25/02/2013 - 14:56
Violences sexuelles en Inde: flashback sur une révolte
Février 2011. Nuit d'encre. Les phares de notre 4X4 plongent dans les nids-de-poule, des colonnes de camions nous dépassent pesamment après une ribambelle de coups de klaxons. Nous avons quitté Delhi il y a près de huit heures et nous sommes complètement perdus. A moins de 300 km de la capitale fédérale indienne mais à des années lumière du développement urbain, nous tournons en rond, cernés par l'obscurité, au fin fond du Pendjab, un Etat frontalier du Pakistan. Pas de carte routière détaillée, pas de panneau de signalisation, pas de GPS.

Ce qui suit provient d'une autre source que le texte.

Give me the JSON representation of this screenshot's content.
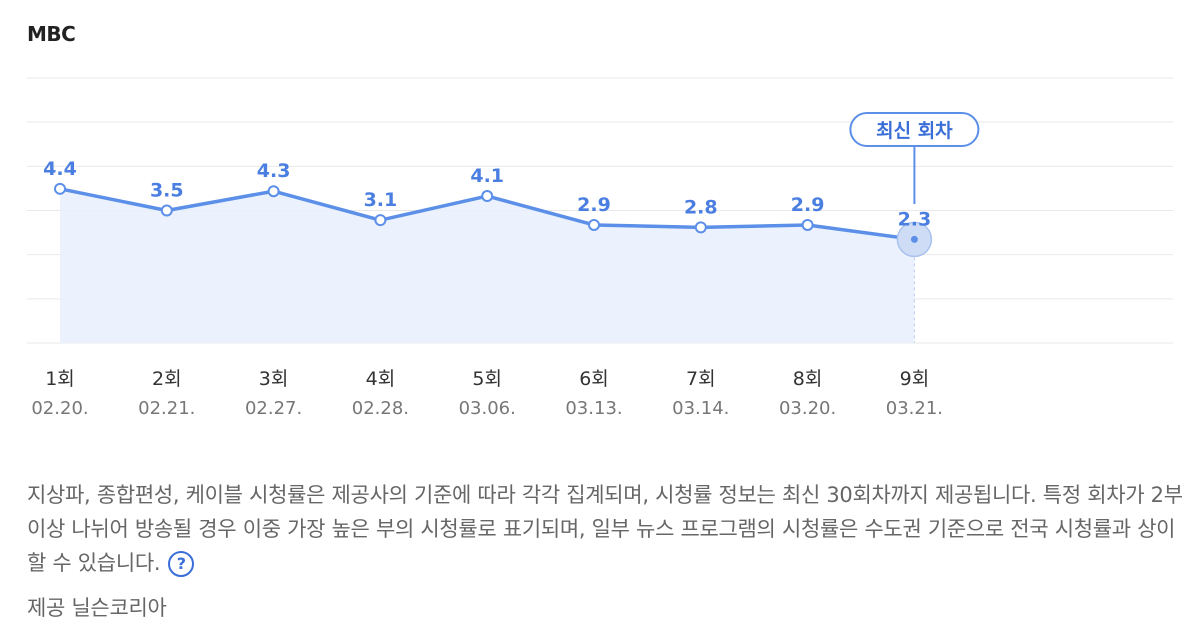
{
  "header": {
    "channel": "MBC"
  },
  "chart_data": {
    "type": "line",
    "categories": [
      "1회",
      "2회",
      "3회",
      "4회",
      "5회",
      "6회",
      "7회",
      "8회",
      "9회"
    ],
    "dates": [
      "02.20.",
      "02.21.",
      "02.27.",
      "02.28.",
      "03.06.",
      "03.13.",
      "03.14.",
      "03.20.",
      "03.21."
    ],
    "values": [
      4.4,
      3.5,
      4.3,
      3.1,
      4.1,
      2.9,
      2.8,
      2.9,
      2.3
    ],
    "data_labels": [
      "4.4",
      "3.5",
      "4.3",
      "3.1",
      "4.1",
      "2.9",
      "2.8",
      "2.9",
      "2.3"
    ],
    "latest_badge": "최신 회차",
    "ylim": [
      -2,
      9
    ],
    "grid": true,
    "colors": {
      "line": "#5b8fe8",
      "area": "#e8f0fd",
      "label": "#4a7ee0",
      "grid": "#e9e9e9"
    }
  },
  "notice": {
    "text": "지상파, 종합편성, 케이블 시청률은 제공사의 기준에 따라 각각 집계되며, 시청률 정보는 최신 30회차까지 제공됩니다. 특정 회차가 2부이상 나뉘어 방송될 경우 이중 가장 높은 부의 시청률로 표기되며, 일부 뉴스 프로그램의 시청률은 수도권 기준으로 전국 시청률과 상이할 수 있습니다.",
    "help_icon": "?"
  },
  "source": "제공 닐슨코리아"
}
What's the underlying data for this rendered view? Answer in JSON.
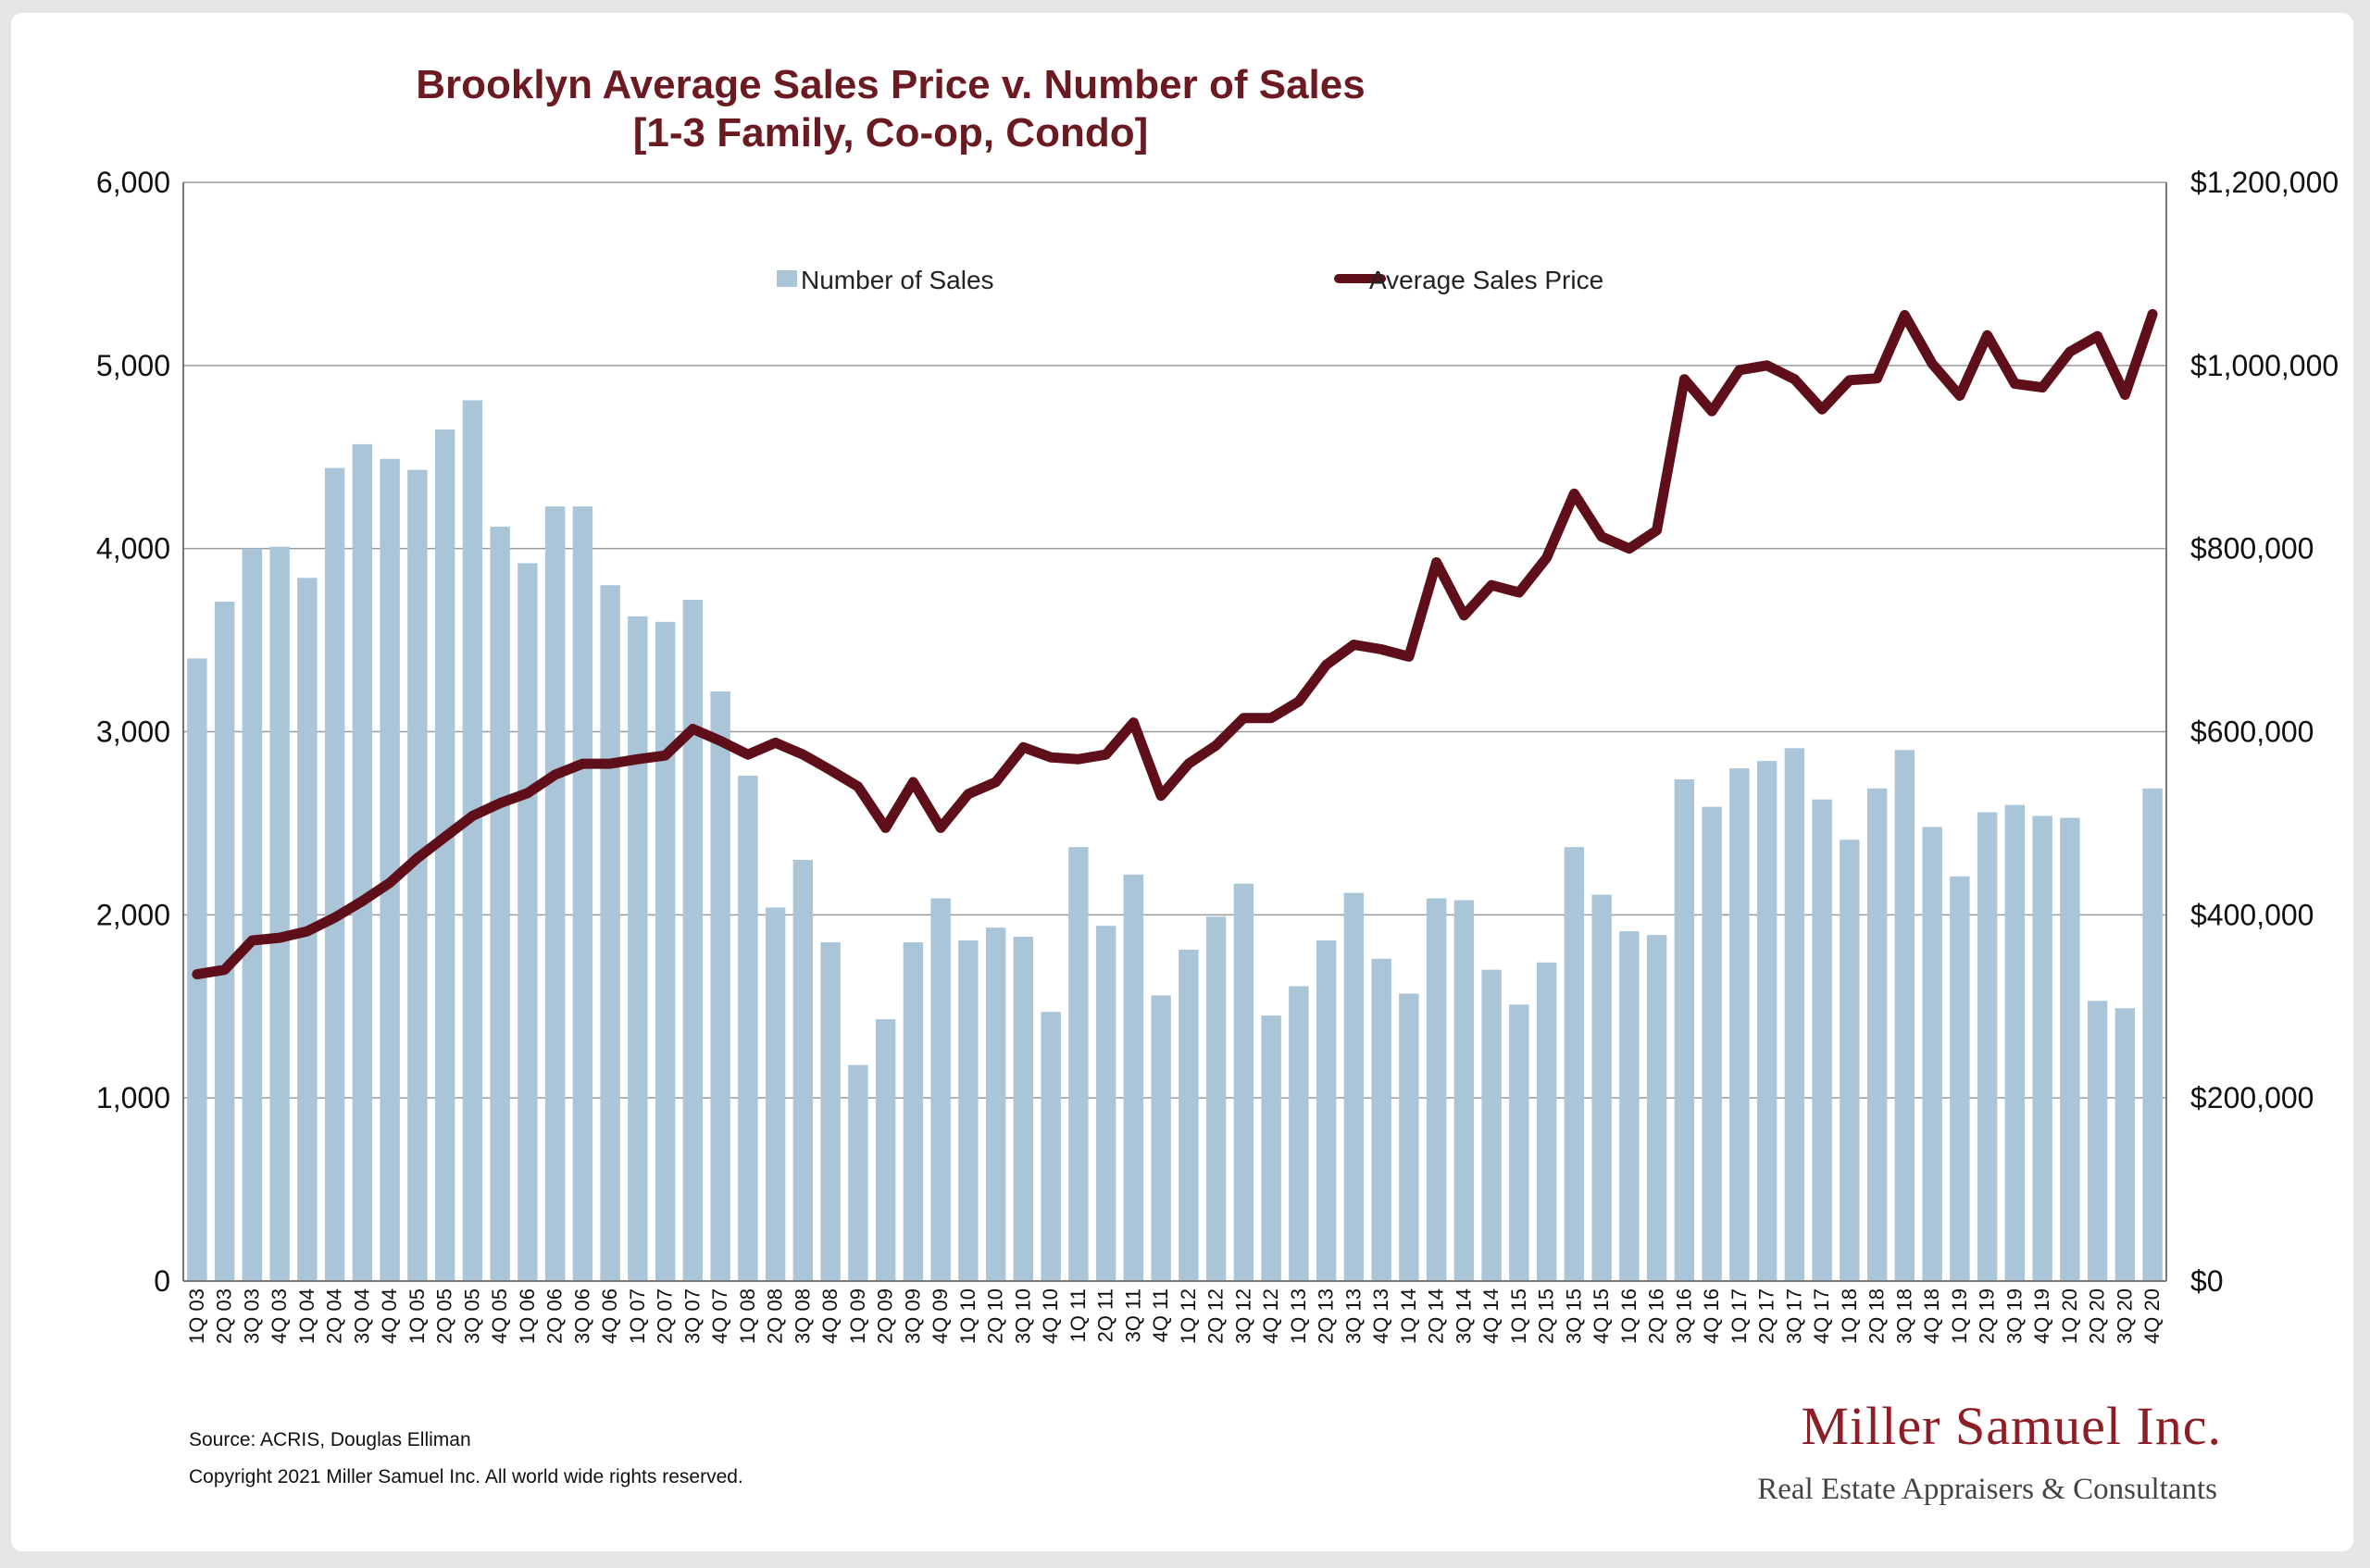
{
  "chart_data": {
    "type": "bar",
    "title": "Brooklyn Average Sales Price v. Number of Sales",
    "subtitle": "[1-3 Family, Co-op, Condo]",
    "categories": [
      "1Q 03",
      "2Q 03",
      "3Q 03",
      "4Q 03",
      "1Q 04",
      "2Q 04",
      "3Q 04",
      "4Q 04",
      "1Q 05",
      "2Q 05",
      "3Q 05",
      "4Q 05",
      "1Q 06",
      "2Q 06",
      "3Q 06",
      "4Q 06",
      "1Q 07",
      "2Q 07",
      "3Q 07",
      "4Q 07",
      "1Q 08",
      "2Q 08",
      "3Q 08",
      "4Q 08",
      "1Q 09",
      "2Q 09",
      "3Q 09",
      "4Q 09",
      "1Q 10",
      "2Q 10",
      "3Q 10",
      "4Q 10",
      "1Q 11",
      "2Q 11",
      "3Q 11",
      "4Q 11",
      "1Q 12",
      "2Q 12",
      "3Q 12",
      "4Q 12",
      "1Q 13",
      "2Q 13",
      "3Q 13",
      "4Q 13",
      "1Q 14",
      "2Q 14",
      "3Q 14",
      "4Q 14",
      "1Q 15",
      "2Q 15",
      "3Q 15",
      "4Q 15",
      "1Q 16",
      "2Q 16",
      "3Q 16",
      "4Q 16",
      "1Q 17",
      "2Q 17",
      "3Q 17",
      "4Q 17",
      "1Q 18",
      "2Q 18",
      "3Q 18",
      "4Q 18",
      "1Q 19",
      "2Q 19",
      "3Q 19",
      "4Q 19",
      "1Q 20",
      "2Q 20",
      "3Q 20",
      "4Q 20"
    ],
    "series": [
      {
        "name": "Number of Sales",
        "type": "bar",
        "axis": "left",
        "color": "#aac4d8",
        "values": [
          3400,
          3710,
          4000,
          4010,
          3840,
          4440,
          4570,
          4490,
          4430,
          4650,
          4810,
          4120,
          3920,
          4230,
          4230,
          3800,
          3630,
          3600,
          3720,
          3220,
          2760,
          2040,
          2300,
          1850,
          1180,
          1430,
          1850,
          2090,
          1860,
          1930,
          1880,
          1470,
          2370,
          1940,
          2220,
          1560,
          1810,
          1990,
          2170,
          1450,
          1610,
          1860,
          2120,
          1760,
          1570,
          2090,
          2080,
          1700,
          1510,
          1740,
          2370,
          2110,
          1910,
          1890,
          2740,
          2590,
          2800,
          2840,
          2910,
          2630,
          2410,
          2690,
          2900,
          2480,
          2210,
          2560,
          2600,
          2540,
          2530,
          1530,
          1490,
          2690
        ]
      },
      {
        "name": "Average Sales Price",
        "type": "line",
        "axis": "right",
        "color": "#5e0f1a",
        "values": [
          335000,
          340000,
          372000,
          375000,
          382000,
          397000,
          415000,
          435000,
          462000,
          485000,
          508000,
          522000,
          533000,
          553000,
          565000,
          565000,
          570000,
          574000,
          603000,
          590000,
          575000,
          588000,
          575000,
          558000,
          540000,
          495000,
          545000,
          495000,
          532000,
          545000,
          583000,
          572000,
          570000,
          575000,
          610000,
          530000,
          565000,
          585000,
          615000,
          615000,
          633000,
          673000,
          695000,
          690000,
          682000,
          785000,
          727000,
          760000,
          752000,
          790000,
          860000,
          813000,
          800000,
          820000,
          985000,
          950000,
          995000,
          1000000,
          985000,
          952000,
          984000,
          986000,
          1055000,
          1002000,
          967000,
          1033000,
          980000,
          976000,
          1015000,
          1032000,
          968000,
          1056000
        ]
      }
    ],
    "ylim_left": [
      0,
      6000
    ],
    "ylim_right": [
      0,
      1200000
    ],
    "yticks_left": [
      "0",
      "1,000",
      "2,000",
      "3,000",
      "4,000",
      "5,000",
      "6,000"
    ],
    "yticks_right": [
      "$0",
      "$200,000",
      "$400,000",
      "$600,000",
      "$800,000",
      "$1,000,000",
      "$1,200,000"
    ],
    "grid": true,
    "legend_position": "top-center"
  },
  "footer": {
    "source": "Source: ACRIS, Douglas Elliman",
    "copyright": "Copyright 2021 Miller Samuel Inc.  All world wide rights reserved."
  },
  "logo": {
    "name": "Miller Samuel Inc.",
    "tagline": "Real Estate Appraisers & Consultants"
  }
}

Le papier sur lequel a été griffonné le nom d'un lieu-dit et le numéro de portable d'un membre de la famille de Bant Singh passe de main en main dans la voiture surchauffée, où nous sommes entassés à sept. Mais il n'y a pas de réseau et personne à héler sur le bord de la route. Personne non plus dans les villages que nous traversons, livrés à des meutes de chiens errants, fins et agiles comme des renards. On dirait que nous sommes tombés dans un trou noir, dans le trou noir de ce sous-continent que je découvre depuis un peu plus d'un an, et que tout ce qui peut survenir n'aura pas d'existence réelle.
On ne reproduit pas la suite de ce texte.